Planning for martial law?
Civil libertarians say the Bush administration may give the military scary new police powers in its secret planning for a bunker-based, post-disaster shadow government.
By Dave Lindorff
March 15, 2002 | When the Washington Post revealed the existence of an American "shadow government," operating secretly in Tora Bora-style mountain bunkers over the six months since Sept. 11, it shocked even some congressional leaders, who learned about it March 1 from the Post, not the Bush administration.
Now civil libertarians on the left and right are raising new questions about the shadow government -- about its secrecy, its leadership, and the way it involves the military in domestic roles. In particular, plans to have the military assume domestic police functions in case of national emergency alarm some scholars and advocates, who believe the shadow government could be an early step on the way to martial law.
Obviously there are worst-case scenarios -- massive terrorist attacks, nuclear war -- in which it's the government's duty and responsibility to assure its own continuity, and maintaining order in such circumstances could well demand the domestic use of troops. But critics fear that the present administration might be willing to impose martial law under ambiguous circumstances, citing the fact that the Bush administration has pushed through harsh restrictions on civil liberties like the USA PATRIOT Act, and is already using military personnel to assume police functions.

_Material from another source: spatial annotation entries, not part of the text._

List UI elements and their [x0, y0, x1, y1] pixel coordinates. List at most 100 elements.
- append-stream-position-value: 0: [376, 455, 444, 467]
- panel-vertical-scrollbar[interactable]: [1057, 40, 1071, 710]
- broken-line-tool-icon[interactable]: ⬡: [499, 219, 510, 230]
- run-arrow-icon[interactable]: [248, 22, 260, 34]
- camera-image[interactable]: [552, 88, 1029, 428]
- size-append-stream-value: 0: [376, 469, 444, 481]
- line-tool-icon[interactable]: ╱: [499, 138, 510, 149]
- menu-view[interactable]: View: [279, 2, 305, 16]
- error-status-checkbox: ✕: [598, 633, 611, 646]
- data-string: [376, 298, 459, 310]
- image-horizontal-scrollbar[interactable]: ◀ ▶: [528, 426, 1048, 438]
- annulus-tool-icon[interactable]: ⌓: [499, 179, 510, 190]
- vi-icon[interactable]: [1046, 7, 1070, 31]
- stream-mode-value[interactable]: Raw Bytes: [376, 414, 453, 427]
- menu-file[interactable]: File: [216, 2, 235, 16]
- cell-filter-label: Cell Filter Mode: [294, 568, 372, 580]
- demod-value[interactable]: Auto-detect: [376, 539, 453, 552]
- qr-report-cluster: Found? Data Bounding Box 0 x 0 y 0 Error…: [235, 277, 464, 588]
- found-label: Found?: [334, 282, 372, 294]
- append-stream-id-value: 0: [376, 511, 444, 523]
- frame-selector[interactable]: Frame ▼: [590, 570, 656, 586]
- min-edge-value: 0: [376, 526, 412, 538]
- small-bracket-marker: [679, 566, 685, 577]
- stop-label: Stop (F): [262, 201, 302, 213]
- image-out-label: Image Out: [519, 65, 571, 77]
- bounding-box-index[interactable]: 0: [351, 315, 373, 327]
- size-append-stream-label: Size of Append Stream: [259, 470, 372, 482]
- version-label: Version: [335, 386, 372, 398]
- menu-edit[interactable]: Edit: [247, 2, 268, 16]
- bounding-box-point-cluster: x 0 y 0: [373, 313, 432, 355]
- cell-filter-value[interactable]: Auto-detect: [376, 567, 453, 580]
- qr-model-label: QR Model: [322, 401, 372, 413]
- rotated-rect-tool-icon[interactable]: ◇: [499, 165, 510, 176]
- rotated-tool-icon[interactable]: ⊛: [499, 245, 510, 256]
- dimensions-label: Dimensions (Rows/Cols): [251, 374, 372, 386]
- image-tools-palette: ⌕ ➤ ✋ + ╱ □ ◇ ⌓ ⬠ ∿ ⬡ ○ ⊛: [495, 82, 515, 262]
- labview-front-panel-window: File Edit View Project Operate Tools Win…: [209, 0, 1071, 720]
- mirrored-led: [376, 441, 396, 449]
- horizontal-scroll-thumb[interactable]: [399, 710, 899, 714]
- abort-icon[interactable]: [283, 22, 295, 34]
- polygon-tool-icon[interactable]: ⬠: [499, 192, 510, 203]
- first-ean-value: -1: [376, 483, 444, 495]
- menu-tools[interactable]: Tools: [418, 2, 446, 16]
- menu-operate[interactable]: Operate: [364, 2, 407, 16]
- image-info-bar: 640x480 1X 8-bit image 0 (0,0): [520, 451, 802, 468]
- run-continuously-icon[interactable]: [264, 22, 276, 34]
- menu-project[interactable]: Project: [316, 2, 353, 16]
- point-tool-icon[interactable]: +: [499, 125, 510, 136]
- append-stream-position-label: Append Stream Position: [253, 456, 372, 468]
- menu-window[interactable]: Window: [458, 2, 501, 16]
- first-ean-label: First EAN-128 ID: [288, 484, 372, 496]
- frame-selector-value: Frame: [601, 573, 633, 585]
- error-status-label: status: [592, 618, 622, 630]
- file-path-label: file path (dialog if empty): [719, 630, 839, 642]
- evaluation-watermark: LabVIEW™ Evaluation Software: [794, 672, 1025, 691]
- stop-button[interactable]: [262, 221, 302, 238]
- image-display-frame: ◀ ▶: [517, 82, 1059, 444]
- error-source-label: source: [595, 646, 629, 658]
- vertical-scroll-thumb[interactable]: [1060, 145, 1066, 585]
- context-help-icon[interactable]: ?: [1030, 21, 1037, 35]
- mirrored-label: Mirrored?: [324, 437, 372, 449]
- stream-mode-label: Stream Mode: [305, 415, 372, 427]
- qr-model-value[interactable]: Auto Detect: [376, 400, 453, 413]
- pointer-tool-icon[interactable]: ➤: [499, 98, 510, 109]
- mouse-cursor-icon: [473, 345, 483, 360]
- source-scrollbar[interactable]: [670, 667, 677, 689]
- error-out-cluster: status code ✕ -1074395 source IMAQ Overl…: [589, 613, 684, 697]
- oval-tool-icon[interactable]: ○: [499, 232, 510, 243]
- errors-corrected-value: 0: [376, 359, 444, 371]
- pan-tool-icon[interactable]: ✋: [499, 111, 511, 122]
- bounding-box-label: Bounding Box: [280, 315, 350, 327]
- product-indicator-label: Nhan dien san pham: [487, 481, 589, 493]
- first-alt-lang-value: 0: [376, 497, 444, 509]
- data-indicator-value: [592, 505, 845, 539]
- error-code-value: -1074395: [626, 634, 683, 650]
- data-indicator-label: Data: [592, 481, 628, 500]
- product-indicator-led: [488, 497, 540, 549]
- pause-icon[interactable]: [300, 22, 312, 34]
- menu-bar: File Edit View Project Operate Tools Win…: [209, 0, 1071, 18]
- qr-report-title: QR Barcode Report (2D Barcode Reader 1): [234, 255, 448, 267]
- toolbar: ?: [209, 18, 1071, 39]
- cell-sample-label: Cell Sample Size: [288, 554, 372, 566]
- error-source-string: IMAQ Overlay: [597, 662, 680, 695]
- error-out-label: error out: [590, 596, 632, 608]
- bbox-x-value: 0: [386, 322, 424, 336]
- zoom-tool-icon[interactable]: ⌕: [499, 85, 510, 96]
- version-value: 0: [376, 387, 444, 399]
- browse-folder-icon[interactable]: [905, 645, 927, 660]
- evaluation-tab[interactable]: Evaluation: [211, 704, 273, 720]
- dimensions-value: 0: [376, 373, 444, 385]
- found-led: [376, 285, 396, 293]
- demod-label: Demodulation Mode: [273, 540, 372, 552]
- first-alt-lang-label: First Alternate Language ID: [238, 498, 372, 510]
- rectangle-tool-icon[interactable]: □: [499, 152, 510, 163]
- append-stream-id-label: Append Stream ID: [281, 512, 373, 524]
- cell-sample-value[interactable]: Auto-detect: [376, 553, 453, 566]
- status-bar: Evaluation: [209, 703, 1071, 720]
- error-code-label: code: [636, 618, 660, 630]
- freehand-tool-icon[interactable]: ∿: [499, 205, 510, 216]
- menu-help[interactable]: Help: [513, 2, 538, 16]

"It has become clear that the response of this administration since 9/11 has been to try and set up a complete government that is not subject to visibility and accountability, " says Michael Ratner of the Center for Constitutional Rights in New York. "You have a shadow government operating in complete secrecy, and then you have these efforts, like military tribunals and the Patriot Act, to undermine basic constitutional protections."
The left-leaning Ratner has counterparts on the right who worry that this administration has been too quick to sacrifice civil liberties in the name of public safety in the last six months. William J. Olson, a conservative lawyer and onetime Bush supporter who counts among his clients the U.S. Gun Owners Association, says its moves since Sept. 11 make clear that the Bush administration has "decided that it doesn't need to follow constitutional processes."
The leap from shadow government to martial law may seem alarmist. Certainly the fact that the Bush administration has made plans to deliver the mail, administer government assistance programs, collect taxes and protect public safety in the event of a major terror attack or nuclear war is not in itself alarming, and the shadow government that's been operating since Sept. 11 is a long way from martial law. According to the Post, up to 150 civilian and military employees are living and working in heavily fortified mountain bunkers. Carved out under Pennsylvania's Raven Rock Mountain and Weather Mountain in Virginia during the Cold War in the 1950s, these underground cities are home to government officials who rotate through on three-month stints -- their identities and even their titles kept secret.
In the event of a massive terror attack, the Post reported, "the underground government would try to contain disruptions of the nation's food and water supplies, transportation links, energy and telecommunications networks, public health and civil order. Later it would begin to reconstitute the government."
The White House didn't invent its shadow government Sept. 11. In fact, in implementing its classified "continuity of operations plan," the Bush administration was following -- at least in part -- a script that was first drawn up back in the Cold War days of the 1950s, and maintained during every administration, up through the Clinton years. But at the Pentagon, at the Federal Emergency Management Agency (FEMA) and at the new Office of Homeland Security, officials have been busy updating those plans, particularly the way they relate to using the military as a kind of domestic national police. Sources at all those agencies confirm that domestic military deployment is an integral part of their "continuity of government" planning. And those military-as-police plans, which have been on the shelf at the Pentagon (where they are referred to as the Defense Deployment Plan, or Operation Garden Plot) since at least the 1970s, are classified.
"The Office of Homeland Security is working on the issue" of domestic use of the military in police-type functions, confirms a spokesperson at the Pentagon responsible for "homeland security" issues, but he refused to give any other details.
"That information is not available. It's classified," says a spokesperson at the Office for Homeland Security, when asked about the military planning going on there.